Rolla Junior High staff presented a multi‑pronged school improvement plan that maintains existing academic goals, introduces a "Walk and Read" initiative, expands the Bulldog 180 behavior/intervention program and reports improvements in interim academic and behavior metrics.

Rolla Junior High staff presented their 2024'25 school improvement plan to the board, highlighting steady academic goals, targeted instructional changes, new engagement programs and a multi‑tiered behavior intervention called Bulldog 180.

Why it matters: The building's plan outlines classroom and student supports intended to boost reading and math performance, reduce disciplinary removals, and increase student engagement and attendance.

Key points from the presentation

- Academic goals and assessment timing: Presenters said building goals remained unchanged from the prior year. Staff reported they will move STAR/STAAR assessment timing to earlier in the testing window (early April) to avoid conflicts with MAP testing and to give teachers clearer midyear data for instruction.

- Reading initiative "Walk and Read": A new voluntary program invites about 15'20 students each Monday to walk while reading during a dedicated time as a strategy to increase engagement; staff said they will collect data on its effects.

- Academic seminar/tiered intervention impact: Staff reported local intervention efforts reduced the proportion of students with at least one F at the end of quarter 1 from 9.5% (when intervention began in October last year) to 5.9% this year after beginning interventions in August.

- Bulldog 180 behavior/intervention program: The flexible Bulldog 180 model uses referrals, attendance, GPA and an at‑risk score to place students into a program focused on conflict resolution, resiliency and goal setting.

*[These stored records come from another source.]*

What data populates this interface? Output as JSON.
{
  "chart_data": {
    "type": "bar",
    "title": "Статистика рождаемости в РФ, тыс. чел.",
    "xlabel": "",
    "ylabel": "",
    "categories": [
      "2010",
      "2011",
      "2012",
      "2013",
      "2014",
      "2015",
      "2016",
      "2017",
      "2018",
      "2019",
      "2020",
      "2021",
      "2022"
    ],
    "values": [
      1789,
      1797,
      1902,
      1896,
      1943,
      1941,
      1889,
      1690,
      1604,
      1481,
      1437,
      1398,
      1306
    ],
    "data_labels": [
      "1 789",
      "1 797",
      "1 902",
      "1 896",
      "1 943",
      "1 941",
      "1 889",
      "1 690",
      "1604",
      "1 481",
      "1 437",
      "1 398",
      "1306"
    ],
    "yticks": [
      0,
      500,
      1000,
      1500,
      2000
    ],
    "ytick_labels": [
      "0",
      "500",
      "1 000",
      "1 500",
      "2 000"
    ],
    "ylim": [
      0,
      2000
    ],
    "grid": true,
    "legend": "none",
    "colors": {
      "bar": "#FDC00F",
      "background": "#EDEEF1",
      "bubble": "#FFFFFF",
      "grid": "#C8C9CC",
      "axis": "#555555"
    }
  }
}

Staff presented comparative data: by Dec. 1 the prior year there were 73 students accounting for 133 ISS/OSS events; this year the reported total was 36 students with 59 events. Presenters said Bulldog 180 is not a single answer but one component of an overall strategy.

- Attendance and climate efforts: The school reported a modest upward trend in proportionate attendance and said it runs attendance reporting every 1'2 weeks, holds check‑in meetings with a community liaison and uses ParentSquare and phone outreach. Climate and culture efforts include advisory meetings, additional clubs (7'8 new clubs; a fishing club grew to 25 students) and the Bulldog Buck Cabinet incentive program.

- Health and safety: Staff praised a newly formed cardiac response team and credited staff (named in presentation) for leading CPR training and certification.

What the board asked and next steps

Board members asked about tracking students who show sudden grade declines (not only Fs); presenters described weekly teacher reporting and an academic seminar spreadsheet used to flag concerns and coordinate interventions. Staff said they will continue to monitor the pilot Walk and Read program, track Bulldog 180 outcomes, and reassess staffing and program needs ahead of second semester.

No formal board action was required on the presentation itself; board members thanked staff for the report.